Juvenile Diabetes Foundation

(Maharashtra Chapter)

Ketoacidosis and Sick Day Management

The most serious and perhaps the only life threatening complication of childhood diabetes encountered in the pediatric age group is diabetic ketoacidosis (DKA in short). In DKA, along with a marked rise in blood glucose, there is also a buildup of acetone in the blood stream. This leads to abdominal pain, vomiting, dehydration, breathlessness, a peculiar fruity odor in the breath, drowsiness, and finally coma.

There are two situations in which DKA can develop:

  1. When insulin is discontinued for some reason. (We hope you will never commit that blunder!).
  2. On days when you are sick if you fail to take supplemental doses of insulin as required.

To prevent DKA, therefore, never omit your insulin shots and make sure you are well-versed in what we call "Sick day management."

When you are sick your appetite goes down and so you would expect your insulin requirement also to decrease. However, it is usually the reverse that happens. Yes, additional insulin is almost always required.

If you do not know how to adjust your insulin dose as well as your diet in “sick days,” you are at risk for developing DKA. So please study carefully the guidelines given below:

Sick day guidelines

We will discuss these under four headings:

  1. Monitoring
  2. Insulin
  3. Diet
  4. When should you go to the hospital?

Monitoring

On sick days, check your blood glucose and your urine acetone every 2-4 hours all through the day and night.

In case you are not in a position to check blood glucose, you may resort to urine glucose testing, but remember, this is a far inferior alternative.

Each result will have to be interpreted and acted upon immediately as explained below.

Insulin

Take your morning and evening doses as on any routine day except if your blood glucose is low (less than 100 mg/dl), in which case you may reduce your dose.

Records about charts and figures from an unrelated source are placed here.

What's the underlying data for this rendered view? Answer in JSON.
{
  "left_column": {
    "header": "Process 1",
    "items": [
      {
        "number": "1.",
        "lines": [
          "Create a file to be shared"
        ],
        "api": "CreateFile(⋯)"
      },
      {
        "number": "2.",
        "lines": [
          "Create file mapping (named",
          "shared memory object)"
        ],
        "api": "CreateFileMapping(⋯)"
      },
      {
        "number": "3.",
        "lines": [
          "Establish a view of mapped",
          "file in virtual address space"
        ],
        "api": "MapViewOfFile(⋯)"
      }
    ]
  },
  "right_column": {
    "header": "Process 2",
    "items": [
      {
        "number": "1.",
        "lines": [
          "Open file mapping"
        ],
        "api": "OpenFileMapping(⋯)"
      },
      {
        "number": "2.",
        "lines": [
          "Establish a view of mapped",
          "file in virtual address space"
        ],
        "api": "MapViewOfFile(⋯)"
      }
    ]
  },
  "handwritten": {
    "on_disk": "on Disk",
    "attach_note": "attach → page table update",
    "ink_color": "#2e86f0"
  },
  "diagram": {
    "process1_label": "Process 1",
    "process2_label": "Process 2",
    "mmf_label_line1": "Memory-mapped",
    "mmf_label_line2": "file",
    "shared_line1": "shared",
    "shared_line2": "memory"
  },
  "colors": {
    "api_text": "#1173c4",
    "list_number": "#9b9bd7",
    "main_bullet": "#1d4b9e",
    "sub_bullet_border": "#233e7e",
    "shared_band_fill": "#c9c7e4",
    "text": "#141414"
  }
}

Most of the time, the blood glucose is elevated on sick days and you will need to take supplemental doses of plain (clear) insulin after studying each blood glucose and urine acetone result. When and how much of additional insulin does one take?

  • WHEN? This depends on the blood/urine glucose result.

Take additional insulin only if the blood glucose is >250 mg/dl (or urine glucose is 4+)

  • How much? This depends on the urine acetone. If urine acetone is absent or trace you need an insulin supplement equal to 10% of your routine day total insulin dose (clear + cloudy).

But if urine acetone is moderate or large, you should take an equivalent of 20% of your routine day dose.

For example, if you take clear insulin 8 units + cloudy insulin 12 units before breakfast, and clear insulin 4 units + cloudy insulin 6 units before dinner on routine day, then your total daily dose is 30 units, and 20% is 6 units, to be taken as clear insulin only when indicated.

Note: if your blood glucose is <250 mg/dl you do not need additional insulin irrespective of your urine acetone result.

Diet

When sick, you may not feel like eating your regular meals. But do make it a point to consume plenty of liquids. Take these in small and frequent sips so that you are more likely to retain them. Also remember that ice cold liquids are tolerated better.

If the blood glucose is >250 mg/dl, you need salty drinks in abundance. You may take buttermilk with salt, milk without sugar, vegetable soups, coconut water, and rice kanji.

When blood glucose is lower than 100 mg/dl, you must take in sweet liquids such as milk with sugar, fruit juices, soft drinks and ice-cream.

When do you need to rush to the hospital?

You need to be hospitalized if:

  1. You vomit more than three times.
  2. You require more than 2 supplemental doses of insulin
  3. You feel drowsy.
  4. You are breathless.

Remember, the earlier you go to hospital when the above stated criteria are present, the quicker will be your recovery from DKA.